Quantifying confidence and getting more precise

Okay, this is going to sound a little weird, but here’s what we’re going to do:

We’re going to simulate one thousand potential outcomes. That is, we’re going to pretend to finish 100 stories using randomized historical data to see how long it might take, one thousand times.

Don’t panic! It’s not that hard to simulate a single potential outcome, which I’ll call a trial. And once we have one trial it won’t be difficult to scale up. Remember: we have Real Data to guide us. Check this out:

  1. Roll a 10-sided die (because we have 10 sprints of data)
  2. Whatever number comes up (x) is the sprint we’re going to look at. Check the chart above and write down the count of things completed for sprint x
  3. Go to step 1 until the sum of the numbers written down is greater than our target count, which is 100
  4. Observe how many numbers you’ve written down. That’s how many sprints it took for this particular trial

I’ll roll a trial while sitting here:

Actual random values™

That’s all there is to it. Roll a die and select that sprint’s count until the total is above 100 and note how many times you rolled the die. This particular trial indicates that the work will be done in 13 sprints because there were 13 rolls of the die to get the count above 100.

Trial 1: 13 sprints.

Now do that 999 more times. You can automate it if you want to; I’ll make no disparaging comments. Aloud. Anyway, you’ll start to see something like this:

Small batch, artisanal data

Awesome. Now let’s talk about confidence intervals.

Take a look at that chart.
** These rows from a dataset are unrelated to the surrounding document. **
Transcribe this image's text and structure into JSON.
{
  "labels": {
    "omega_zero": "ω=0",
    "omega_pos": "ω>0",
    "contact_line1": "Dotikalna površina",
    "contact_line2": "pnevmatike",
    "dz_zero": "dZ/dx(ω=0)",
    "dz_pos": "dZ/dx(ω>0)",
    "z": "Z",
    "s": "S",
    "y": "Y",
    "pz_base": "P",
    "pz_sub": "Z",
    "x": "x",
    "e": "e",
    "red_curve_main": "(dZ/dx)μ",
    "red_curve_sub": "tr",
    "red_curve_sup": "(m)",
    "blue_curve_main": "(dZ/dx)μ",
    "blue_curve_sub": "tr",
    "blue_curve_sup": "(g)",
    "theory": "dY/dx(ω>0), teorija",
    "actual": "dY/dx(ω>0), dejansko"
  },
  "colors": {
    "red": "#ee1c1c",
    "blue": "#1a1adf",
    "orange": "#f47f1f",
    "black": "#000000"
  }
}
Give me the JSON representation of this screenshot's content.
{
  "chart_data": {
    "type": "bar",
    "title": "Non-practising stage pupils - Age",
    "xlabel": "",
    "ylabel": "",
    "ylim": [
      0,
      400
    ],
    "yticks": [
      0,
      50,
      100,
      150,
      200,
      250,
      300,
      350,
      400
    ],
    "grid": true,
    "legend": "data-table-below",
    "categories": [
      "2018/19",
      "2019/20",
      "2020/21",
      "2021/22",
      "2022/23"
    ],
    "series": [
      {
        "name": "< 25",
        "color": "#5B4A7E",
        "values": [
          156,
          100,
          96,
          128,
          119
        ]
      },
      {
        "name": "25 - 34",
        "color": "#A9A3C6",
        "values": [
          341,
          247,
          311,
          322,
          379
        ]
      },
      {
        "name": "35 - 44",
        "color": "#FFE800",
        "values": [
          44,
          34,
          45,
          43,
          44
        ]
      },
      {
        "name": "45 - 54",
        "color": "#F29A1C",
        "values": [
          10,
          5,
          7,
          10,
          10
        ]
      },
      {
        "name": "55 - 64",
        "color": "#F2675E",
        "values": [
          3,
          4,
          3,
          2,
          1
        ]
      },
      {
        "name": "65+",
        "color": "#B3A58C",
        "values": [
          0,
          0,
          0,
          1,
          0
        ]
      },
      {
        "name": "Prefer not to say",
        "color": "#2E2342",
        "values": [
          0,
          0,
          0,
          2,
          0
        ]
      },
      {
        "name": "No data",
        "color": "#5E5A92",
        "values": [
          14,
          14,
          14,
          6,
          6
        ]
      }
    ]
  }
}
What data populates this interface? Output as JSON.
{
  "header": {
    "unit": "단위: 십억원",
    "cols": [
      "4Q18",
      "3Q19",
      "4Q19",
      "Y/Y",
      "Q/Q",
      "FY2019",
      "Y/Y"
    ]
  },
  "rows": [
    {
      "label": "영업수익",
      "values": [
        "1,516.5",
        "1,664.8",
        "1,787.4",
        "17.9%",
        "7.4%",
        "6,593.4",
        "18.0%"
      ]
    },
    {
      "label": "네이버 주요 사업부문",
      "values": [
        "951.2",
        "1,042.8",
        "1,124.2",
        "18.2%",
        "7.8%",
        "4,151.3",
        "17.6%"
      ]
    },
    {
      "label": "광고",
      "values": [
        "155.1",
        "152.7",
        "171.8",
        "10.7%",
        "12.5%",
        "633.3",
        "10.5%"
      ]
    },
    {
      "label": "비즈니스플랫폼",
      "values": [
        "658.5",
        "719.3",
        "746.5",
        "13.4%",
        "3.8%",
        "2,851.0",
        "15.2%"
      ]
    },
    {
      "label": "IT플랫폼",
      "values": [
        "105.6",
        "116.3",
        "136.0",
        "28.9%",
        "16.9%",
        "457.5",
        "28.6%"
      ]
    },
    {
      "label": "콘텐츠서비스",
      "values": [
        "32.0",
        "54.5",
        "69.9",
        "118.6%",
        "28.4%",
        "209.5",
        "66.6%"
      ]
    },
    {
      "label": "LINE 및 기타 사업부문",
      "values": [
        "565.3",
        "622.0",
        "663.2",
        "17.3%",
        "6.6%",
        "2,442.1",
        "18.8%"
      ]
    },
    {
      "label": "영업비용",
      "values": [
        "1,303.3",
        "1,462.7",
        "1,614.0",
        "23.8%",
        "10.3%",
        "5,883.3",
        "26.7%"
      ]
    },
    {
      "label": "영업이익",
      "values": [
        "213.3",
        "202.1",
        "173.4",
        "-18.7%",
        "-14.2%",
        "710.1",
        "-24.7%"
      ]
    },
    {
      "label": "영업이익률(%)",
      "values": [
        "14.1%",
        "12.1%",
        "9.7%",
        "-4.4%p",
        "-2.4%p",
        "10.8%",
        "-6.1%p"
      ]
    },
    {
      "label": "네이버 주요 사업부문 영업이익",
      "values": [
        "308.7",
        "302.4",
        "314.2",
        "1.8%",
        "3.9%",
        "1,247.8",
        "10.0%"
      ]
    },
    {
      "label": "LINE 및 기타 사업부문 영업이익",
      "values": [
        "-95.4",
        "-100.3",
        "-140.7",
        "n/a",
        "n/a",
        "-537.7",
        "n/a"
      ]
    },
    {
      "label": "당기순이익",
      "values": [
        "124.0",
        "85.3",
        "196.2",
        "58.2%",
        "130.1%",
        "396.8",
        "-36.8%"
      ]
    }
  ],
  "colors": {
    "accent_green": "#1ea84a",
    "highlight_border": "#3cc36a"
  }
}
We are 100% confident we can get the work done in 17 sprints because no trial took more than 17 iterations to complete. Conversely, if you run the numbers, we’re only 5% confident that we can finish in 11 sprints. That means, statistically, that 10 sprints and fewer are right out. So above, when we said “it could get done in as few as 7 sprints” we were way, way wrong. By a factor of at least 2, it looks like.

Here are some real confidence values:

Look at all that confidence

It looks like 15 sprints is a pretty reasonable bet, but really this is a conversation you want to have with your stakeholders. How much risk are they willing to take on? For example, if they wanted to be aggressive they may want to target 13 sprints, although I would make sure they understood there’s only a 50% chance we’d make it, according to the data.

I love being able to say that: according to the data.

Wrapping things up

Where do you go from here? Why, continue collecting data, of course! Delivering an estimate is not a reason to stop communicating. As you complete each new sprint, add the ‘count of things done’ to your historical data pool and run more simulations to re-assess how closely you’re tracking to your original estimate. When things deviate, have a conversation with your stakeholders and let them know.

I really like this method of estimation because it avoids the unpleasant business of pretending I can tell the future. I don’t have to say “based on my experience this work will probably take us very long.” I can instead say “it will take this long with this confidence level. Here’s the math — I can walk you through it and the answer won’t change until we get more data, and then the answer will only be more accurate”.

And of course…

Cognitive psychology tells us that the unaided human mind is vulnerable to many fallacies and illusions because of its reliance on its memory for vivid anecdotes rather than systematic statistics. — Steven Pinker

… it’s harder to lie to yourself if you’re using data.

Further reading

This approach is called the Monte Carlo method. The guy I know of out there doing the most with this technique is Troy Magennis, who has some wonderful resources at Focused Objective’s website, including a white paper on the shape of cycle time data — a must-read if you’re doing any kind of professional estimation.

Larry Maccherone has a great visualization of the content of this article at his project Lumenize. It’s an effective way to demonstrate the power of running simulations based on historical data.

I’d also like to plug Johanna Rothman’s book Predicting the Unpredictable, which to my recollection didn’t have much in the way of Monte Carlo-based simulation, but was certainly very formative in my approach to estimation.